Fifty-four-year-old Kawsar Ahmad and her 31-year-old daughter Zeinab Ahmad appeared before Melbourne Magistrates Court on Monday afternoon, four days after federal officers took them into custody at Melbourne Airport last Thursday. The two Australian citizens are among 13 people – four women and nine children – repatriated to Australia from the Al Roj camp in northern Syria, where they had been held by Kurdish forces since March 2019. The camp holds relatives of people alleged to be affiliated with the ISIS terror group.
Court documents detail that the pair traveled to Syria originally in 2014. Prosecutors allege that in June 2017, Kawsar Ahmad aided in the purchase of a 20-something-year-old Yazidi woman for $10,000 USD. Between that purchase and November 2018, both women allegedly held the victim in their home in Syria’s Deir ez-Zor province, exercising full ownership over her in conditions that meet legal definitions of slavery.
Kawsar Ahmad, who also goes by the name Kawsar Abbas, faces four separate counts covering enslavement, holding a person as a slave, exploiting a slave, and participating in slave trading – all classified as crimes against humanity under Australian law. Zeinab Ahmad, alternatively listed as Zeinab Ahmed, faces two counts of enslavement and exploitation of a slave. Arrest warrants for the two women were first issued back on February 17 this year, after authorities confirmed they planned to return to Australia after years detained overseas.
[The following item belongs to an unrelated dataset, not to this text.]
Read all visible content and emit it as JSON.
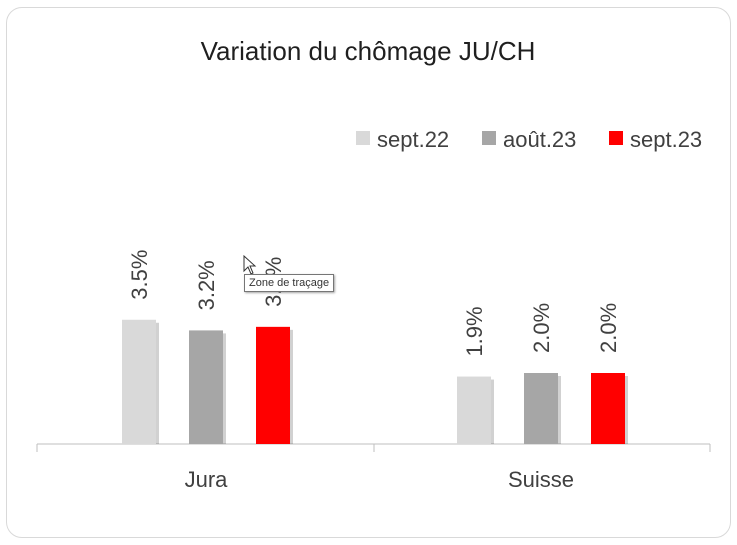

The charges outline that the alleged conduct was carried out knowingly as part of a systematic, widespread attack targeting the civilian population in the war-torn region. Prior to Monday’s hearing, court observers had confirmed the pair’s legal team was preparing immediate bail applications to secure their release ahead of trial. But in a sudden shift, Chief Magistrate Lisa Hannan told the court the defendants had withdrawn their immediate applications, instead requesting that bail hearings be scheduled at a later date next month.
After a short adjournment, Hannan set Zeinab Ahmad’s bail hearing for June 5, and Kawsar Ahmad’s for June 16. The two defendants were supported in court by Kawsar Ahmad’s brother, Abraham Abbas, who attended in a show of family support. The repatriation of the group from Syria already sparked unrest last week, when supporters of the returning group clashed with journalists covering the arrival at Melbourne Airport.
Under Australian law, the media is prohibited from publicly naming the Yazidi woman who is the alleged primary victim in the case. Hannan has also issued an interim suppression order blocking the identification of a second woman who will serve as a witness for the prosecution in the trial. Prosecutors confirmed on Monday that they would file an application to have this second witness designated a “special witness” under Australia’s criminal procedure rules, which would extend the lifetime ban on any publication that could reveal her identity. The witness is alleged to have also been a victim of slavery-related offenses separate from the charges against Ahmad and her daughter, but will give testimony covering her interactions with the two accused. A preliminary hearing on the special witness designation is scheduled to take place in the same court on Tuesday.